PDF(Pubmed)
Abstract:
One of the emerging trends in modern analytical and bioanalytical chemistry involves the substitution of enzyme labels (such as horseradish peroxidase) with nanozymes (nanoparticles possessing enzyme-like catalytic activity). Since enzymes and nanozymes typically operate through different catalytic mechanisms, it is expected that optimal reaction conditions will also differ. The optimization of substrates for nanozymes usually focuses on determining the ideal pH and temperature. However, in some cases, even this step is overlooked, and commercial substrate formulations designed for enzymes are utilized. This paper demonstrates that not only the pH but also the composition of the substrate buffer, including the buffer species and additives, significantly impact the analytical signal generated by nanozymes. The presence of enhancers such as imidazole in commercial substrates diminishes the catalytic activity of nanozymes, which is demonstrated herein through the use of 3,3\'-diaminobenzidine (DAB) and Prussian Blue as a model chromogenic substrate and nanozyme. Conversely, a simple modification to the substrate buffer greatly enhances the performance of nanozymes. Specifically, in this paper, it is demonstrated that buffers such as citrate, MES, HEPES, and TRIS, containing 1.5-2 M NaCl or NH4Cl, substantially increase DAB oxidation by Prussian Blue and yield a higher signal compared to commercial DAB formulations. The central message of this paper is that the optimization of substrate composition should be an integral step in the development of nanozyme-based assays. Herein, a step-by-step optimization of the DAB substrate composition for Prussian Blue nanozymes is presented.

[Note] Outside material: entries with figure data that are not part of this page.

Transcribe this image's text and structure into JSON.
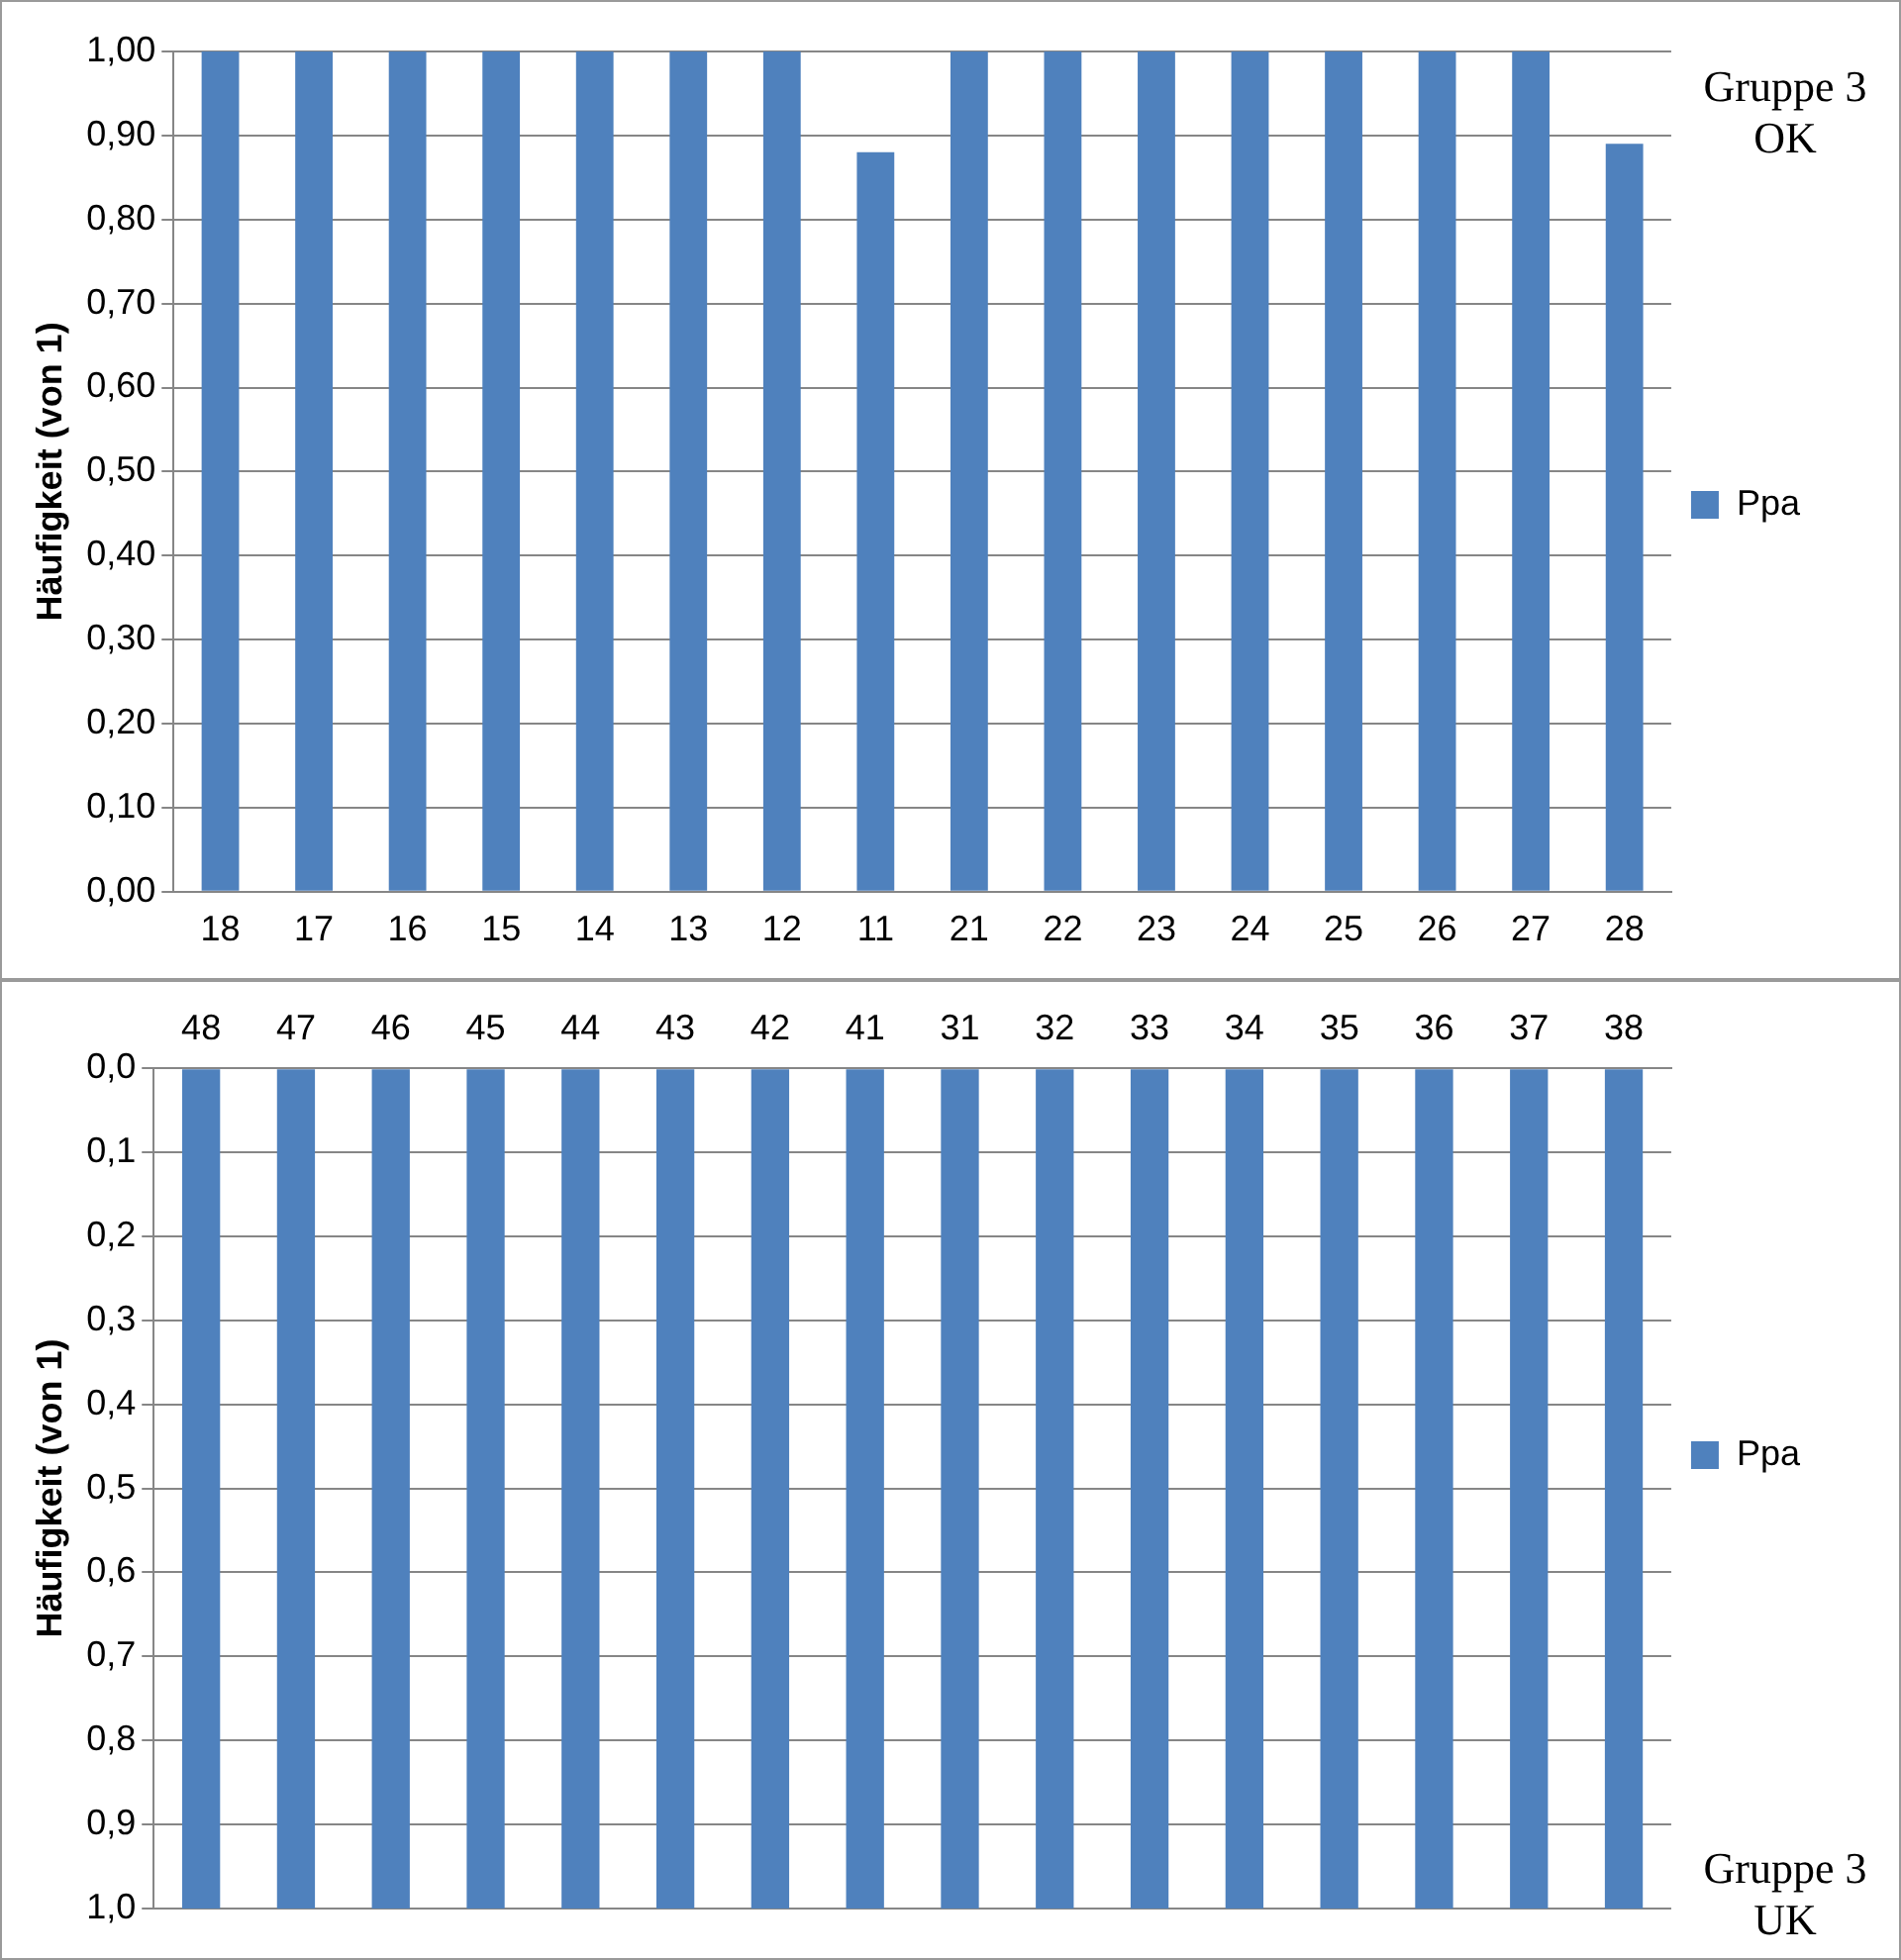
{
  "chart_data": [
    {
      "type": "bar",
      "ylabel": "Häufigkeit (von 1)",
      "categories": [
        "18",
        "17",
        "16",
        "15",
        "14",
        "13",
        "12",
        "11",
        "21",
        "22",
        "23",
        "24",
        "25",
        "26",
        "27",
        "28"
      ],
      "series": [
        {
          "name": "Ppa",
          "color": "#4f81bd",
          "values": [
            1,
            1,
            1,
            1,
            1,
            1,
            1,
            0.88,
            1,
            1,
            1,
            1,
            1,
            1,
            1,
            0.89
          ]
        }
      ],
      "ylim": [
        0,
        1
      ],
      "yticks": [
        {
          "value": 0,
          "label": "0,00"
        },
        {
          "value": 0.1,
          "label": "0,10"
        },
        {
          "value": 0.2,
          "label": "0,20"
        },
        {
          "value": 0.3,
          "label": "0,30"
        },
        {
          "value": 0.4,
          "label": "0,40"
        },
        {
          "value": 0.5,
          "label": "0,50"
        },
        {
          "value": 0.6,
          "label": "0,60"
        },
        {
          "value": 0.7,
          "label": "0,70"
        },
        {
          "value": 0.8,
          "label": "0,80"
        },
        {
          "value": 0.9,
          "label": "0,90"
        },
        {
          "value": 1,
          "label": "1,00"
        }
      ],
      "grid": "y",
      "legend": "right",
      "annotations": [
        "Gruppe 3\nOK"
      ]
    },
    {
      "type": "bar",
      "ylabel": "Häufigkeit (von 1)",
      "categories": [
        "48",
        "47",
        "46",
        "45",
        "44",
        "43",
        "42",
        "41",
        "31",
        "32",
        "33",
        "34",
        "35",
        "36",
        "37",
        "38"
      ],
      "series": [
        {
          "name": "Ppa",
          "color": "#4f81bd",
          "values": [
            1,
            1,
            1,
            1,
            1,
            1,
            1,
            1,
            1,
            1,
            1,
            1,
            1,
            1,
            1,
            1
          ]
        }
      ],
      "ylim": [
        1,
        0
      ],
      "yticks": [
        {
          "value": 0,
          "label": "0,0"
        },
        {
          "value": 0.1,
          "label": "0,1"
        },
        {
          "value": 0.2,
          "label": "0,2"
        },
        {
          "value": 0.3,
          "label": "0,3"
        },
        {
          "value": 0.4,
          "label": "0,4"
        },
        {
          "value": 0.5,
          "label": "0,5"
        },
        {
          "value": 0.6,
          "label": "0,6"
        },
        {
          "value": 0.7,
          "label": "0,7"
        },
        {
          "value": 0.8,
          "label": "0,8"
        },
        {
          "value": 0.9,
          "label": "0,9"
        },
        {
          "value": 1,
          "label": "1,0"
        }
      ],
      "grid": "y",
      "legend": "right",
      "annotations": [
        "Gruppe 3\nUK"
      ]
    }
  ]
}
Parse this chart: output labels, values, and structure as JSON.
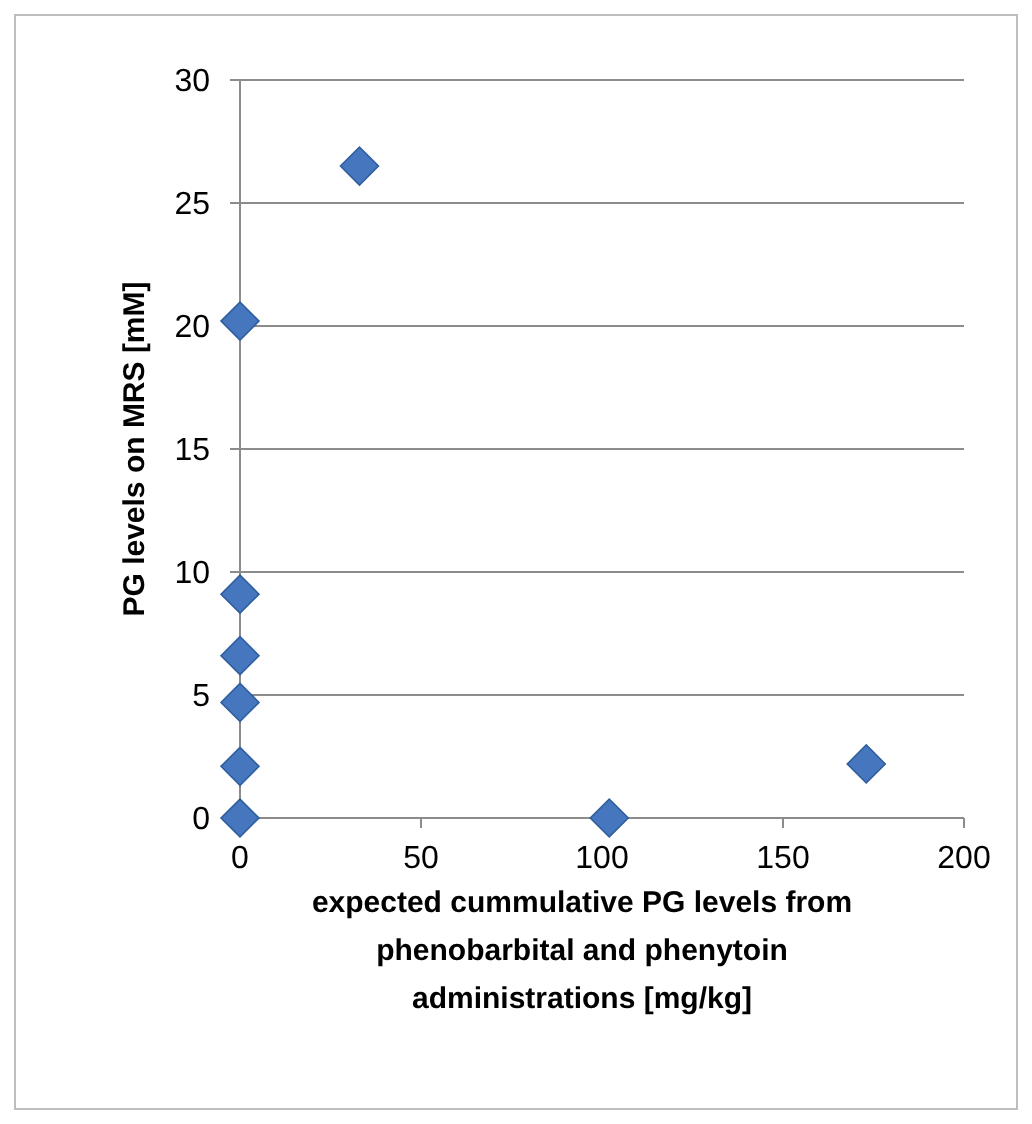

The optimized substrate outperforms commercial formulations in terms of efficiency. The effectiveness of the optimized DAB substrate is affirmed through its application in several commonly used immunostaining techniques, including tissue staining, Western blotting assays of immunoglobulins, and dot blot assays of antibodies against SARS-CoV-2.
摘要:
现代分析和生物分析化学的新兴趋势之一涉及用纳米酶(具有类酶催化活性的纳米颗粒)取代酶标记(例如辣根过氧化物酶)。由于酶和纳米酶通常通过不同的催化机制起作用,预计最佳反应条件也会有所不同。纳米酶底物的优化通常集中在确定理想的pH和温度上。然而,在某些情况下,即使这一步也被忽视了,和为酶设计的商业底物制剂被利用。本文证明,不仅pH值,而且底物缓冲液的组成,包括缓冲物质和添加剂,显着影响纳米酶产生的分析信号。增强剂如咪唑在商业底物中的存在降低了纳米酶的催化活性,这在本文中通过使用3,3'-二氨基联苯胺(DAB)和普鲁士蓝作为模型显色底物和纳米酶来证明。相反,对底物缓冲液的简单修饰大大增强了纳米酶的性能。具体来说,在本文中,证明了诸如柠檬酸盐之类的缓冲液,MES,HEPES,和TRIS,含1.5-2MNaCl或NH4Cl,与商业DAB制剂相比,通过普鲁士蓝显著增加DAB氧化并产生更高的信号。本文的中心信息是,底物组成的优化应该是基于纳米酶的测定法开发中不可或缺的一步。在这里,提出了普鲁士蓝纳米酶的DAB底物组成的逐步优化。优化的基材在效率方面优于商业制剂。通过在几种常用的免疫染色技术中的应用,肯定了优化后的DAB底物的有效性,包括组织染色,免疫球蛋白免疫印迹分析,和抗SARS-CoV-2抗体的斑点印迹分析。